The Eighth Commandment resonates through contemporary life in surprisingly complex ways. It is an edict in universal form, meant to apply to all people at all times. The anthropologist Robin Fox suggests in his new book The Tribal Imagination that the Ten Commandments might be best interpreted as the rules which a formerly nomadic tribal people needed in order to become a settled, civilized people who could live in some degree of amity with their neighbors.

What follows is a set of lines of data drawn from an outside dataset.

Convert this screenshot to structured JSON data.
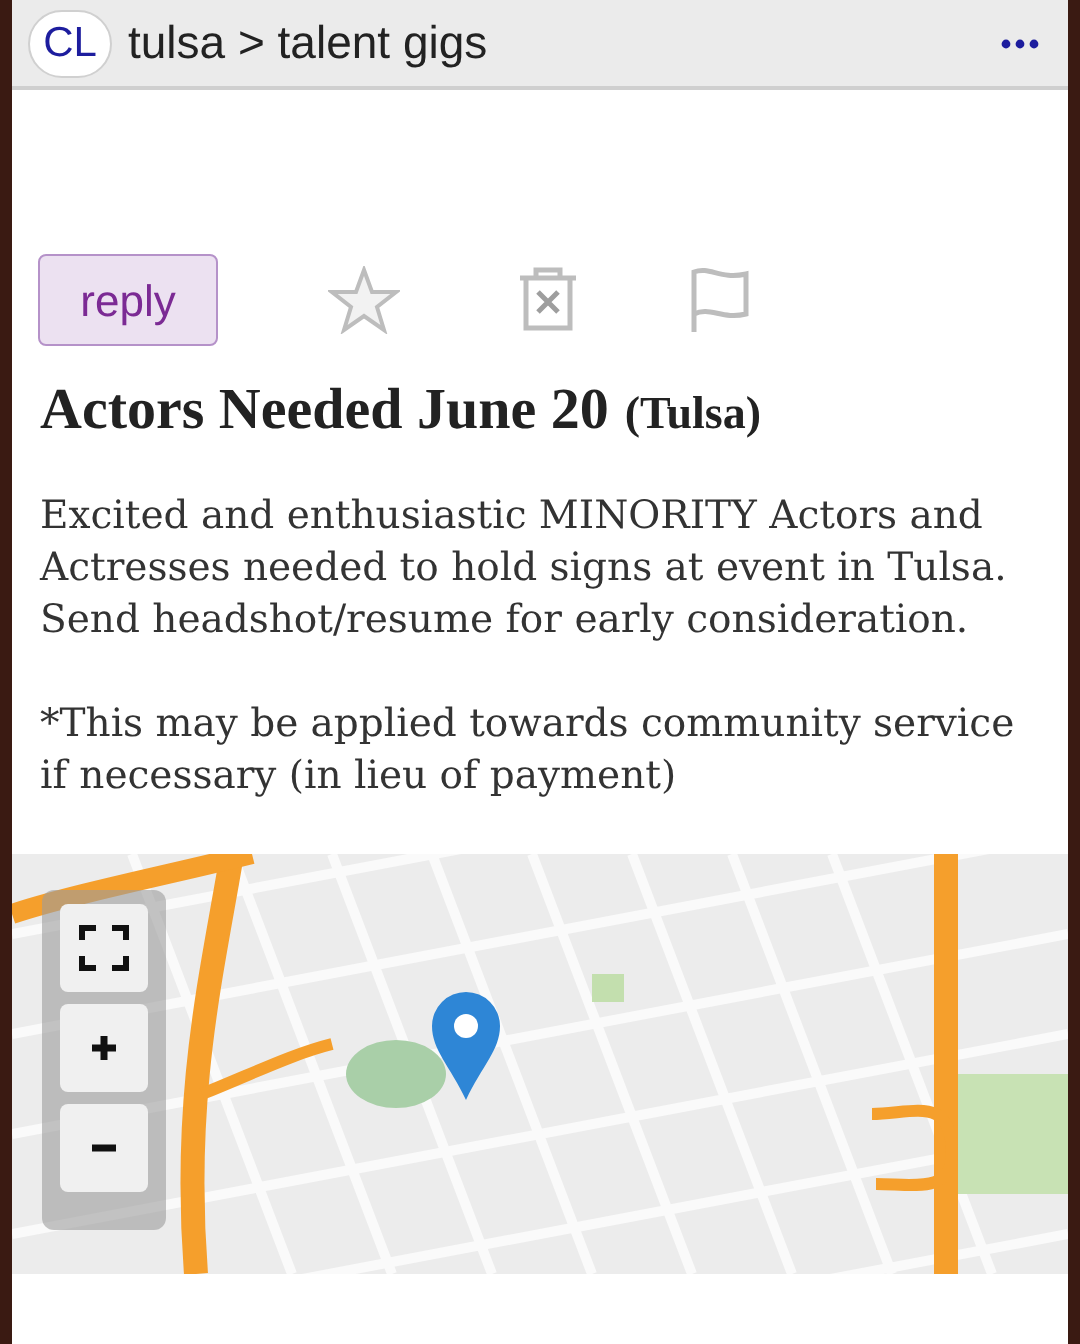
{
  "header": {
    "logo": "CL",
    "breadcrumb": "tulsa > talent gigs"
  },
  "actions": {
    "reply": "reply"
  },
  "posting": {
    "title": "Actors Needed June 20",
    "location": "(Tulsa)",
    "paragraphs": [
      "Excited and enthusiastic MINORITY Actors and Actresses needed to hold signs at event in Tulsa. Send headshot/resume for early consideration.",
      "*This may be applied towards community service if necessary (in lieu of payment)"
    ]
  }
}
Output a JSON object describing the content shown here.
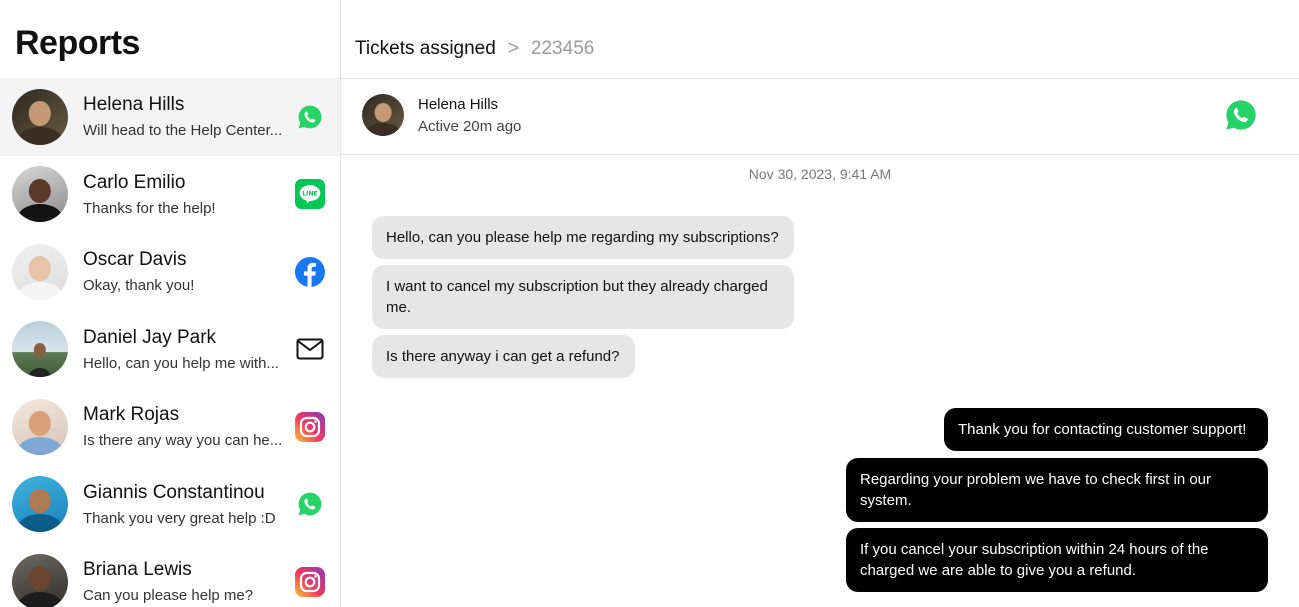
{
  "sidebar": {
    "title": "Reports",
    "items": [
      {
        "name": "Helena Hills",
        "preview": "Will head to the Help Center...",
        "channel": "whatsapp-icon"
      },
      {
        "name": "Carlo Emilio",
        "preview": "Thanks for the help!",
        "channel": "line-icon"
      },
      {
        "name": "Oscar Davis",
        "preview": "Okay, thank you!",
        "channel": "facebook-icon"
      },
      {
        "name": "Daniel Jay Park",
        "preview": "Hello, can you help me with...",
        "channel": "email-icon"
      },
      {
        "name": "Mark Rojas",
        "preview": "Is there any way you can he...",
        "channel": "instagram-icon"
      },
      {
        "name": "Giannis Constantinou",
        "preview": "Thank you very great help :D",
        "channel": "whatsapp-icon"
      },
      {
        "name": "Briana Lewis",
        "preview": "Can you please help me?",
        "channel": "instagram-icon"
      }
    ]
  },
  "breadcrumb": {
    "root": "Tickets assigned",
    "separator": ">",
    "ticket_id": "223456"
  },
  "chat": {
    "contact_name": "Helena Hills",
    "status": "Active 20m ago",
    "channel": "whatsapp-icon",
    "timestamp": "Nov 30, 2023, 9:41 AM",
    "messages": [
      {
        "direction": "in",
        "text": "Hello, can you please help me regarding my subscriptions?"
      },
      {
        "direction": "in",
        "text": "I want to cancel my subscription but they already charged me."
      },
      {
        "direction": "in",
        "text": "Is there anyway i can get a refund?"
      },
      {
        "direction": "out",
        "text": "Thank you for contacting customer support!"
      },
      {
        "direction": "out",
        "text": "Regarding your problem we have to check first in our system."
      },
      {
        "direction": "out",
        "text": "If you cancel your subscription within 24 hours of the charged we are able to give you a refund."
      }
    ]
  },
  "colors": {
    "whatsapp": "#25D366",
    "line": "#06C755",
    "facebook": "#1877F2",
    "outgoing_bubble": "#000000",
    "incoming_bubble": "#E6E6E6"
  }
}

That civilizational challenge remains, perhaps even more complexly demanding in our fluid, multicultural world. Sustainability offers a plaintive version of the idea that we can rid ourselves of these frictions through a more perfect purging of our acquisitiveness. It offers only a fantasy, however, no matter how much it dresses itself up as “scientific consensus.” Higher education at some point will have to shrug it off and get back to the work of seeing the world as it is. When it comes to education, indulging apocalyptic fantasies and dreams of Edenic restoration is just another form of pilfering, even if the students are willing accomplices.